Better data on culture is helping, says Bradley. “Boards are ensuring they have access to a well-designed organisation culture ‘dashboard’ that pulls together staff surveys, customer feedback, whistle-blower complaints and so on.”
In turn, this information is influencing board agendas and discussions. “Boards are increasing their focus on problems identified by whistle-blowers or other stakeholders – and unpacking the organisation’s response. I doubt boards have ever spent as much time on these issues as they are today, following APRA’s report.”

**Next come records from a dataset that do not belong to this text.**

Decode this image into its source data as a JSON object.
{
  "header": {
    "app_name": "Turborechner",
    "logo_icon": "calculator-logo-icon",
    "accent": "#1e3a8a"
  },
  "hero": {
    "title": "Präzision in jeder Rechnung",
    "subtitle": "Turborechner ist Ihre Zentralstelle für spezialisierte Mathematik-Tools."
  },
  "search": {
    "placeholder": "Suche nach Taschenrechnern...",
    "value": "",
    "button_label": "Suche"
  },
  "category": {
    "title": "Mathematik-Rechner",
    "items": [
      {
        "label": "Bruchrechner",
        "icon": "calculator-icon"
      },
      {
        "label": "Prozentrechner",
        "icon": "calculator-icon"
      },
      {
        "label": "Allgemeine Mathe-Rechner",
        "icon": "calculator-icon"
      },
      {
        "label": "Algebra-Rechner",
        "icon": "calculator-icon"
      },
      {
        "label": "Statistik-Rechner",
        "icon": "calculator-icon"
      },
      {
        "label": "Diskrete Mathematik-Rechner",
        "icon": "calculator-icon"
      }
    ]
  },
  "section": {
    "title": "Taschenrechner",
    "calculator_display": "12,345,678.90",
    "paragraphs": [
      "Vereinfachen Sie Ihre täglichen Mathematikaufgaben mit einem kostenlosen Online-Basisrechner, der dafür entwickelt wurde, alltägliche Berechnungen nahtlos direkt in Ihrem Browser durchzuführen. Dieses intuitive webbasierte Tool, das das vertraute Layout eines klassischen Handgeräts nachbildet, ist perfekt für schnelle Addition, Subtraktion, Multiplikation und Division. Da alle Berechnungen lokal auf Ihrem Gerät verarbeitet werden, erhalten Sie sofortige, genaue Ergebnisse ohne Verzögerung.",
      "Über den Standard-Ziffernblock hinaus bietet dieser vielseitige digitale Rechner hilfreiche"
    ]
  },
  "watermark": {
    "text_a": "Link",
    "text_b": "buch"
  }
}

Customer needs are also occupying a greater share of board-meeting discussions, says Bradley. “Previously, boards relied on Net Promoter Score or other aggregated customer data, reported once or twice yearly, to gauge customer feedback. Today, boards expect nuanced information on how customers view the organisation, if there are complaints and how they were handled and remediated. They want to ensure the organisation does not have a ‘tin ear’ to its customers.”
Bradley adds: “Boards are asking: has there been a fair exchange of value between the organisation and its customer? This is a different discussion and an important new test. In years past, the focus was: how much is the market willing to pay for our product or service, so we can maximise profit? Now, boards will challenge management if they are concerned the company is growing too quickly at the expense of customers.”
Regulator calls for boards to better challenge management are also shaping board-meeting structure and content, says Bradley. “The big change is boards having more discussions with divisional and front-line managers, not solely with the executive team. It’s about getting a better sense of opportunities and risks, and the board building more relationships throughout the organisation.”
Annual private sessions between the board and Chief Risk Officer are also featuring, says Bradley. “Boards are interested in the ‘near misses’, regulator complaints and other things that could have gone wrong, not just what went right. Boards are looking beyond organisation performance to better understand how it was achieved and the risks taken in getting there.”
Bradley believes APRA’s CBA report will reverberate in boardrooms for years to come. “It has highlighted some very significant issues that need greater airtime on boardroom agendas. The challenge for boards is carving out extra time to discuss those matters in detail.”